VERY PRETTY 18TH CENTURY RED MOROCCO, GILT, covers with French fillet border, raised bands with gilt lettering, spine compartments with central floral sprig framed with curling brackets terminating in ivy leaves, spray of daisies on either side, gilt turn-ins, marbled endpapers, all edges gilt. Woodcut headpieces, tailpieces, and initials (some of them historiated), engraved title page in first volume, printer's device in second and third volumes, author's medallion portrait facing the beginning of the text. Willems 428; Rahir 420-21: Dibdin II, 323-24. ◆Spines gently and evenly sunned, joints a little rubbed (one with a thin crack beginning at the top), boards with trivial soiling; occasional mild foxing, but a nearly fine copy, clean and fresh internally, in equally well-preserved, and pleasing bindings.

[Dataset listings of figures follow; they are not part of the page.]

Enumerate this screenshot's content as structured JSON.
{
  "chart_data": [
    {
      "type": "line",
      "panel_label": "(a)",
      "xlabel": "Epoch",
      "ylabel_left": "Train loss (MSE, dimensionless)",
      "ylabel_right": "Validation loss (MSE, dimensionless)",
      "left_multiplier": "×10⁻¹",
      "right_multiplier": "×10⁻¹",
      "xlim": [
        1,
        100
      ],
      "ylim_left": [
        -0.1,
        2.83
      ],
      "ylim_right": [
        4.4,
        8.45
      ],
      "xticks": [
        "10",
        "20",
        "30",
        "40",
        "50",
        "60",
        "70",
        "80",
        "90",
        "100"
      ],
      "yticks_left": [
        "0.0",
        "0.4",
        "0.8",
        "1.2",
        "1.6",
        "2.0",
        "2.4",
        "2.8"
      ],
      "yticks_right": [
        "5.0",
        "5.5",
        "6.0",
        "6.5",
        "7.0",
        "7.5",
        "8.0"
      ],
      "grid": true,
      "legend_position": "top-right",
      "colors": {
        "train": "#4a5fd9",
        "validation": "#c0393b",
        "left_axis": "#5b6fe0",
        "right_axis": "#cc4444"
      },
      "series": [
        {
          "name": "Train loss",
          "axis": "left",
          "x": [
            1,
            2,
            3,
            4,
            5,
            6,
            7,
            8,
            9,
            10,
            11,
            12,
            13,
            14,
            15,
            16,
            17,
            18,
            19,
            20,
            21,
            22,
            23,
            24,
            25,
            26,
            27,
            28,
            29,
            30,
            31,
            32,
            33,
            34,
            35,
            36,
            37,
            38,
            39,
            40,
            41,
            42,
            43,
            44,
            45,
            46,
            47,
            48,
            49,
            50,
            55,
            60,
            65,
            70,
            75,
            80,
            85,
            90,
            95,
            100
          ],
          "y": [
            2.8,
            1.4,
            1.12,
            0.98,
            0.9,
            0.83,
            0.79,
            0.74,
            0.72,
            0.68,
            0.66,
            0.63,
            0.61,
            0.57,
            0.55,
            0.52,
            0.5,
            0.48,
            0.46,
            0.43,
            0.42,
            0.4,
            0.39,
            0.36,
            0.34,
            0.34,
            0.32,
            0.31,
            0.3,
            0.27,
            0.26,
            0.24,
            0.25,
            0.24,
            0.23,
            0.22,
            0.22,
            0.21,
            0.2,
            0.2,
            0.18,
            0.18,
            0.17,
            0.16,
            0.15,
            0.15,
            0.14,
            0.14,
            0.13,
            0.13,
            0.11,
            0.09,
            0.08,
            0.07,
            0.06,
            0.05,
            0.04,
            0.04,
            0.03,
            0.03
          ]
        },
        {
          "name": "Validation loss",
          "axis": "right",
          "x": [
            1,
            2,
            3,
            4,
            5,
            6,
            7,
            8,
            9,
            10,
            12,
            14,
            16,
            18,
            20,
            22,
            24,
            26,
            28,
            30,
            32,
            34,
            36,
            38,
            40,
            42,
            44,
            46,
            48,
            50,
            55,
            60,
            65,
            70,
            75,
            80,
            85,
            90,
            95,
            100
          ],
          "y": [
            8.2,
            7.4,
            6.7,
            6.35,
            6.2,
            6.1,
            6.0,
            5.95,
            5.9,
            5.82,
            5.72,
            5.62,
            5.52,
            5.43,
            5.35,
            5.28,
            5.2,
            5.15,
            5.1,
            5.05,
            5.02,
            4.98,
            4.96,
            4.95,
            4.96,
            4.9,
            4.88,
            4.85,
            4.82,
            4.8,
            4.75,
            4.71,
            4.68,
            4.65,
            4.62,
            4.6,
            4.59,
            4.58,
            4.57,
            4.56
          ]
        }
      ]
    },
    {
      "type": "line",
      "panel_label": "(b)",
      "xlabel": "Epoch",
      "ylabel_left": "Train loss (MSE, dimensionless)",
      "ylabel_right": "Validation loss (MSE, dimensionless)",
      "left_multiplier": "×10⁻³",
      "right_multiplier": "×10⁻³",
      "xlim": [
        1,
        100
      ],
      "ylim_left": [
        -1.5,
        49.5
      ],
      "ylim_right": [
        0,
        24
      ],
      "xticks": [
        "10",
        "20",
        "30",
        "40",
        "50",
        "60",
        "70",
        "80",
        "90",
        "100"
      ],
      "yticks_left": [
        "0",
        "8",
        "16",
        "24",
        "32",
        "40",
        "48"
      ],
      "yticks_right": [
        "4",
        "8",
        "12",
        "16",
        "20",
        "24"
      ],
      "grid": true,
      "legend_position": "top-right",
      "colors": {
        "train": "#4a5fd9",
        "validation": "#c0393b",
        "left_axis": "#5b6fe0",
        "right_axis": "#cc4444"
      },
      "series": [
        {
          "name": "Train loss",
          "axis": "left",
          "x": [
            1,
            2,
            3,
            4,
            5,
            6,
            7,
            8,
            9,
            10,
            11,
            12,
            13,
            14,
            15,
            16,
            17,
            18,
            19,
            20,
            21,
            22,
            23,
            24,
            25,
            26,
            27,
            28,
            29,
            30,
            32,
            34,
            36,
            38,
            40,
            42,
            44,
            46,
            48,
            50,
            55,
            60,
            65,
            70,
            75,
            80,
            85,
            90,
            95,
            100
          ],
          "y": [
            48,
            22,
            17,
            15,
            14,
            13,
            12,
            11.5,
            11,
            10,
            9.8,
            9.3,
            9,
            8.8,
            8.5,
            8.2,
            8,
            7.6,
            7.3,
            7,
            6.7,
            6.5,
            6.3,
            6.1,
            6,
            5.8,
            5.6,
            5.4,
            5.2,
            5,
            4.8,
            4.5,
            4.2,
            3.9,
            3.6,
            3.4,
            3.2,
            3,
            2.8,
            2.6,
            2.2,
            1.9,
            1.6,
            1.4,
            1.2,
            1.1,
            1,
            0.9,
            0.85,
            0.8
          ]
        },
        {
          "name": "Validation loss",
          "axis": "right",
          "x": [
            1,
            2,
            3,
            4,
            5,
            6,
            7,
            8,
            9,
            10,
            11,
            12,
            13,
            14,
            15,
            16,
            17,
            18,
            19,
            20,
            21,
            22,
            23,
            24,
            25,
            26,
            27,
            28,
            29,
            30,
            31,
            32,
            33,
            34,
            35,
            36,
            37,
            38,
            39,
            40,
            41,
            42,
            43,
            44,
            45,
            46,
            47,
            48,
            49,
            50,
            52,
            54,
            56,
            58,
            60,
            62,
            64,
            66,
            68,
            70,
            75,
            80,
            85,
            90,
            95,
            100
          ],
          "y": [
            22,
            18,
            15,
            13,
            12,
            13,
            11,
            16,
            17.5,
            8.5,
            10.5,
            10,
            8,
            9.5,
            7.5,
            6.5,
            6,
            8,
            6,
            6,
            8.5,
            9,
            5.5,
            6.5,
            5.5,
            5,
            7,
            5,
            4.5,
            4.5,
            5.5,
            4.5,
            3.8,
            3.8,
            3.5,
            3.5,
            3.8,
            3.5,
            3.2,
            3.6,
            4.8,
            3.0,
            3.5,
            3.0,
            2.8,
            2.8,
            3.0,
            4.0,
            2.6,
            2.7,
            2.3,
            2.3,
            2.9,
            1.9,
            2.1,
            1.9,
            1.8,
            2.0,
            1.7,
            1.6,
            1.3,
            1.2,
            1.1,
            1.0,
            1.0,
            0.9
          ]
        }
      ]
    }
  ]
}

This is the only Elzevir edition of one of the great works of antiquity and, according to Willems, one of the masterpieces of the famed Dutch press. In the same vein, Dibdin tells is that "its beauty is a theme of extraordinary commendation by the French bibliographers." Pliny the Elder's famous "Natural History" is an encyclopedic compendium, in 37 books, of ancient knowledge, particularly about animals, vegetables, and minerals. However, the author, an admiral of the Roman fleet who died in the eruption of Vesuvius (79 A.D.), does not confine himself to studying only the natural world, but also collects information on human inventions and institutions, ranging widely over the arts and sciences. His section on painting, for example, is a key source for our understanding of ancient frescos, while his four geographical books preserve a great deal of topographical and sometimes historical information. Our Belgian editor Jean de Laet (d. 1649) was not only a classical scholar, but also a geographer who wrote a number of important works in his field on topics ranging from Brazil to Persia to Belgium itself. Louis Elzevir began the family publishing dynasty in the 1580s, when he set up as a bookseller and publisher in Leyden. Five of his seven sons became printers; the most distinguished of these was Bonaventure (1583-1652), who opened his Leyden press in 1608, and took his nephew Abraham into partnership in 1626. The press enjoyed its greatest success during their nearly 30-year collaboration, becoming especially noted for their fine editions of the classics, like the present item. Britannica notes that "their small editions in 12mo, 16mo and 24mo, for elegance of design, neatness, clearness and regularity of type, and beauty of paper, cannot be surpassed." If the bindings here are not irresistible, they come very close to being so.